Drowning is a leading cause of death for children under five, and the second leading cause of preventable death for children under 14. According to the CDC, about one in five people who die from drowning are children under 14. Drowning is preventable.

There are many different causes of drowning. Some drownings are accidental, and some are intentional. However, the vast majority of drownings are preventable.

Some common causes of drowning include:

  • Lack of swimming ability
  • Lack of supervision
  • Alcohol use
  • Drug use
  • Seizures
  • Heart conditions
  • Stroke
  • Marine Life

Although most people think of snorkeling as a relatively safe activity, there are actually a few dangers that you should be aware of before you venture out into the open water. The first danger is the possibility of getting stung by a jellyfish or other poisonous creature.

Despite their reputation, sharks aren’t the most common cause of death by marine animals. In fact, according to the International Shark Attack File, there were only 66 unprovoked shark attacks worldwide in 2017, and only five of them were fatal. To put that into perspective, you’re more likely to be struck by lightning (in the U.S., there are an average of six deaths and 54 injuries per year) or to die from a bee sting (about 62 people in the U.S. per year).

Still, it’s understandable that sharks can be alarming — they are large, they have plenty of sharp teeth and they have been known to attack humans. If you’re planning on snorkeling or swimming in areas where sharks might be present, there are a few things you can do to minimize your risk of encounter:


Jellyfish are free-swimming marine invertebrates of the class Scyphozoa, belonging to the phylum Cnidaria. They are mainly found in pelagic waters of the open ocean, though some are found in freshwater and coastal habitats. The body plan of most jellyfish is a concave disk with a gelatinous umbrella-shaped bells and numerous long, slender tentacles that hang down from the bell’s edge. Some species of jellyfish can grow up to 2 meters (6.6 ft) in diameter. Most bell-shaped jellyfish occur in shallow, coastal waters, but some medusae live at great depths, as deep as 6 kilometers (3.7 mi) below the surface.

Other Risks

Yes, there are some risks associated with snorkeling. These risks include getting stung by a jellyfish, getting caught in a rip current, or drowning. However, these risks can be minimized by following some simple safety guidelines.

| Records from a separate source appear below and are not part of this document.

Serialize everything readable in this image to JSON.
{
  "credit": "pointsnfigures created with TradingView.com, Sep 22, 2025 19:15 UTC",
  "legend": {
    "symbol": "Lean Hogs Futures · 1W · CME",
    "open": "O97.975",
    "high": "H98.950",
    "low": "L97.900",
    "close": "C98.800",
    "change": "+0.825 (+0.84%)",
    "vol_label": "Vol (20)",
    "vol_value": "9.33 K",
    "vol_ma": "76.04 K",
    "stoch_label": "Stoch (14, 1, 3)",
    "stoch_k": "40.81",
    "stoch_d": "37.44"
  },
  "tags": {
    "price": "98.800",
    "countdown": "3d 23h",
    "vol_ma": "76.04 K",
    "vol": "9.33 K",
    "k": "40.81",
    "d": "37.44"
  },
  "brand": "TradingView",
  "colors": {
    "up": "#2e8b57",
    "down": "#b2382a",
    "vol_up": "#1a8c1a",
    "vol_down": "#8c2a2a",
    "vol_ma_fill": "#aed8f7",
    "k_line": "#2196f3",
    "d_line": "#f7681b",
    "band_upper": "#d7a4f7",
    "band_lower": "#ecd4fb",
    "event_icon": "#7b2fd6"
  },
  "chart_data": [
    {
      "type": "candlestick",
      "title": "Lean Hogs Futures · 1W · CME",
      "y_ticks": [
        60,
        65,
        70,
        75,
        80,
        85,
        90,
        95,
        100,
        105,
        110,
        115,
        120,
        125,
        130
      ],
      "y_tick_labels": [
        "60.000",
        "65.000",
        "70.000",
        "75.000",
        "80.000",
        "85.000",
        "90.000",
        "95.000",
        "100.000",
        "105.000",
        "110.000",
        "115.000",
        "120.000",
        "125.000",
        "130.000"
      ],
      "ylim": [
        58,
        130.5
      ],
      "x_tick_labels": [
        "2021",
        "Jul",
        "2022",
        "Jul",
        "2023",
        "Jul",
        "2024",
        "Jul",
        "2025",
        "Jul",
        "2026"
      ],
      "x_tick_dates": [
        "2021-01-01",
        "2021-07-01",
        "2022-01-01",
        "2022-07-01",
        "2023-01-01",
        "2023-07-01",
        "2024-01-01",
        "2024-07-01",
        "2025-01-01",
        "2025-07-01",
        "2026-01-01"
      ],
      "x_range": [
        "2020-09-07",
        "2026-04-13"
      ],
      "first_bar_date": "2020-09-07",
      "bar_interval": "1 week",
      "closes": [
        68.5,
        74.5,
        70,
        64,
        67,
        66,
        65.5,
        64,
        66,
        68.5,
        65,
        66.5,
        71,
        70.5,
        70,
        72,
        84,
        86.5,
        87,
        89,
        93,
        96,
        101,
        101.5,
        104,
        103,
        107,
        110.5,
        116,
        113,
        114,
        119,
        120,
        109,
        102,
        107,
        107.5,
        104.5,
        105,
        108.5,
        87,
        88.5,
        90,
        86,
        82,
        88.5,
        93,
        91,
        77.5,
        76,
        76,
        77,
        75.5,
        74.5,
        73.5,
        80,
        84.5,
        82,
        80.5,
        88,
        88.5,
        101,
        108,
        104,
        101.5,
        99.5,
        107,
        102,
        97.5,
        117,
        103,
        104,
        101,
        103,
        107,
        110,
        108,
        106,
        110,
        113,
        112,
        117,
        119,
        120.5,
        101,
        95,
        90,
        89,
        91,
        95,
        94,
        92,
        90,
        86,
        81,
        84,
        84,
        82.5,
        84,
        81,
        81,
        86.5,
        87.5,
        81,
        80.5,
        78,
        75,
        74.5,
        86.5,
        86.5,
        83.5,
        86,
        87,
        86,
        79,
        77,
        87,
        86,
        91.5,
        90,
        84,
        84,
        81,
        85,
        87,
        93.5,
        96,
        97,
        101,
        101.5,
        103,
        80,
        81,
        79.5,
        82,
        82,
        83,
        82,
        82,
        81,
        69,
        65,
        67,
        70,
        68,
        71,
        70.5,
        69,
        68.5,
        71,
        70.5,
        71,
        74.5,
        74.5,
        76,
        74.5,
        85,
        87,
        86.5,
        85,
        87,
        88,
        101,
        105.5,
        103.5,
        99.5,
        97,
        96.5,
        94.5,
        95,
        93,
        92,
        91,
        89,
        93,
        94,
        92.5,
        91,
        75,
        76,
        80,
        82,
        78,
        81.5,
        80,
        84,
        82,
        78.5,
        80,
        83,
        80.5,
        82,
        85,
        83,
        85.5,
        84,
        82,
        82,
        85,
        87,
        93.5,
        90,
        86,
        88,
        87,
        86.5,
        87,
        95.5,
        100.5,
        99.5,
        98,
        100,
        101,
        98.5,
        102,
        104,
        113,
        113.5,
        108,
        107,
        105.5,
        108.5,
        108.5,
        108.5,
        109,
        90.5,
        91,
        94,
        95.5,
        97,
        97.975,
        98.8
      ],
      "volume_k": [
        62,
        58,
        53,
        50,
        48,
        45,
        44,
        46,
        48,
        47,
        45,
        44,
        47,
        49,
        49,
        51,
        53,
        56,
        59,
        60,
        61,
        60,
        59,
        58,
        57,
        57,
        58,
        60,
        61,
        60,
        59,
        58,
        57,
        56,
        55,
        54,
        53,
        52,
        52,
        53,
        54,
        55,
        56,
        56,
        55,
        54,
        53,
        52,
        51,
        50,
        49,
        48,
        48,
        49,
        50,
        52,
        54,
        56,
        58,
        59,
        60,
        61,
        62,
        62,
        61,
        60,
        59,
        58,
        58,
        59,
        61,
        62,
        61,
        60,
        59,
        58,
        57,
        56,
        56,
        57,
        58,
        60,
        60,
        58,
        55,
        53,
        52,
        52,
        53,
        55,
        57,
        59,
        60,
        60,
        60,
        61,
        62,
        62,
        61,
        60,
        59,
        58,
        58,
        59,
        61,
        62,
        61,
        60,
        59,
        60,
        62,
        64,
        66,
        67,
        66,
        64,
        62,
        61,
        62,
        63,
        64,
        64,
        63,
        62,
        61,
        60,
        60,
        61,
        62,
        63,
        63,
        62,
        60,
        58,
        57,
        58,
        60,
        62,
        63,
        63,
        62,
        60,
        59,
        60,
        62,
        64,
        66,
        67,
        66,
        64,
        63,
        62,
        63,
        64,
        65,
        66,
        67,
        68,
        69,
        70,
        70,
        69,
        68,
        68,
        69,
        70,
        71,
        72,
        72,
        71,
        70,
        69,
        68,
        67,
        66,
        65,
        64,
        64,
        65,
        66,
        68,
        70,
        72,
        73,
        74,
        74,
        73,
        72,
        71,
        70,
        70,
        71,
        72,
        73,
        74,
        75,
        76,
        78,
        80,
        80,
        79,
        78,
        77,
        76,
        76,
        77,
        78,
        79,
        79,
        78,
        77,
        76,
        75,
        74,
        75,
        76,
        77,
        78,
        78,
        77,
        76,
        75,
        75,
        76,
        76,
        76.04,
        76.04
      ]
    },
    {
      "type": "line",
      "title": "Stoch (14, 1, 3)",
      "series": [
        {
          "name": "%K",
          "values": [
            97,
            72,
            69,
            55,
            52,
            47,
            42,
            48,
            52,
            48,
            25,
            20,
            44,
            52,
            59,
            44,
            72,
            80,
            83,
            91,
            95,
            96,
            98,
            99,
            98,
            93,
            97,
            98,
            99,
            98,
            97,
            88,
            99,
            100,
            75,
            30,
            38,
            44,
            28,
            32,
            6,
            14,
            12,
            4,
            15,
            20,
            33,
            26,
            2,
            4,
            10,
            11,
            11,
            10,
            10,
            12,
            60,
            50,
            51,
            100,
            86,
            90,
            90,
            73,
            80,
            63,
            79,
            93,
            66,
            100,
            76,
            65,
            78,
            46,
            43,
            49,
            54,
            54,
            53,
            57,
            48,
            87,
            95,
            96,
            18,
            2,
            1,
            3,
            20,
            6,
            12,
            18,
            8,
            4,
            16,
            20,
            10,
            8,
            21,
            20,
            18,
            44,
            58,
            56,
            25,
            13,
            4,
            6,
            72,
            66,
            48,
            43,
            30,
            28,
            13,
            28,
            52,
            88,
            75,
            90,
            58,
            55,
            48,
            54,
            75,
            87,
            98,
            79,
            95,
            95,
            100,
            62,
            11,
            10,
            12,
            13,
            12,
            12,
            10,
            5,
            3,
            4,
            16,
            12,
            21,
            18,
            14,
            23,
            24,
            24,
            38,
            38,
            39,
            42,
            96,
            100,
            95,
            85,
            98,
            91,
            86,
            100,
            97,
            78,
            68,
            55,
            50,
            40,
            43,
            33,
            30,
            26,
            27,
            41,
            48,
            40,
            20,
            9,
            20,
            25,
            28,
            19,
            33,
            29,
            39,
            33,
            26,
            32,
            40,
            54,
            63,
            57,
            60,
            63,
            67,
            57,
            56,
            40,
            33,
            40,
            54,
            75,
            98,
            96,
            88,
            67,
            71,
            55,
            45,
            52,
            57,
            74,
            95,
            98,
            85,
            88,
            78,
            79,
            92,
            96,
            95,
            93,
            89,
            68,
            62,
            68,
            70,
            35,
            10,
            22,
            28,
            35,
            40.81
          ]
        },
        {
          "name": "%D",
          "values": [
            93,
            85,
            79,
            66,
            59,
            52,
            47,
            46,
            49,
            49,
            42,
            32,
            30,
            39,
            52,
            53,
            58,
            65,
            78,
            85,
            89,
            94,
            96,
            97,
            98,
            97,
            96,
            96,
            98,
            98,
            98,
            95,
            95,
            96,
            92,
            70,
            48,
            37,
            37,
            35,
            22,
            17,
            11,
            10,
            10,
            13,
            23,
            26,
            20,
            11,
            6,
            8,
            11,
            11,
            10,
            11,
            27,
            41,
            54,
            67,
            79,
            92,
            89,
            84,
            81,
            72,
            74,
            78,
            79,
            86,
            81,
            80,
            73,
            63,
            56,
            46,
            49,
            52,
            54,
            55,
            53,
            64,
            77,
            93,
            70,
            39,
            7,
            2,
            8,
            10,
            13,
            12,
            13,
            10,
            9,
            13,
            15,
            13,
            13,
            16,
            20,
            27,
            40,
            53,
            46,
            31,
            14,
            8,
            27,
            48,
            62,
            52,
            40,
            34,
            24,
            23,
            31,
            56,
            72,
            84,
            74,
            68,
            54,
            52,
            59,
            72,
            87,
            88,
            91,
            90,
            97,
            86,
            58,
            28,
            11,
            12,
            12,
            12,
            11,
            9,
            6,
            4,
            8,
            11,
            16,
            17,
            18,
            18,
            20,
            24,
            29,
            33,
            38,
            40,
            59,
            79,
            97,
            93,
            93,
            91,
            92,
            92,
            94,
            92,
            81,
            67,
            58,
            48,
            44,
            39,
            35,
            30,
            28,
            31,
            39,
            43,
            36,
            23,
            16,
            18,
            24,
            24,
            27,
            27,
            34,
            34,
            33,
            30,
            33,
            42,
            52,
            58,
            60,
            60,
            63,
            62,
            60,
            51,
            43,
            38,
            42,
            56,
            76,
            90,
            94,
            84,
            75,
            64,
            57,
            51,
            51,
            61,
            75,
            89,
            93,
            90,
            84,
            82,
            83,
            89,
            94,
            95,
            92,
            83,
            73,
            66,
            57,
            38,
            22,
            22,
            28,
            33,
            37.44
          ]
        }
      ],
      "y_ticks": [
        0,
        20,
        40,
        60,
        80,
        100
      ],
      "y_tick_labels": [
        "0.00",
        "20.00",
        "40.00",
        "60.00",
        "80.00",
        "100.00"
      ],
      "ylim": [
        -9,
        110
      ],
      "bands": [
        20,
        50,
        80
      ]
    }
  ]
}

While most people think of sunburn as a minor inconvenience, it is actually a serious risks associated with snorkeling. Because you are in the water for long periods of time, you are exposed to the sun’s harmful UV rays for an extended period of time. This can lead to severe sunburn, which can increase your risk for skin cancer.


While swimming and floating in the ocean, it’s easy to forget to drink water. But just like any other physical activity, snorkeling can dehydrate you. The sun, salt water, and wind all contribute to dehydration, so it’s important to drink plenty of water both before and after your snorkeling adventure. Symptoms of dehydration include headache, lightheadedness, dry mouth, and low urine output. If you experience any of these symptoms, be sure to stop snorkeling and rehydrate immediately.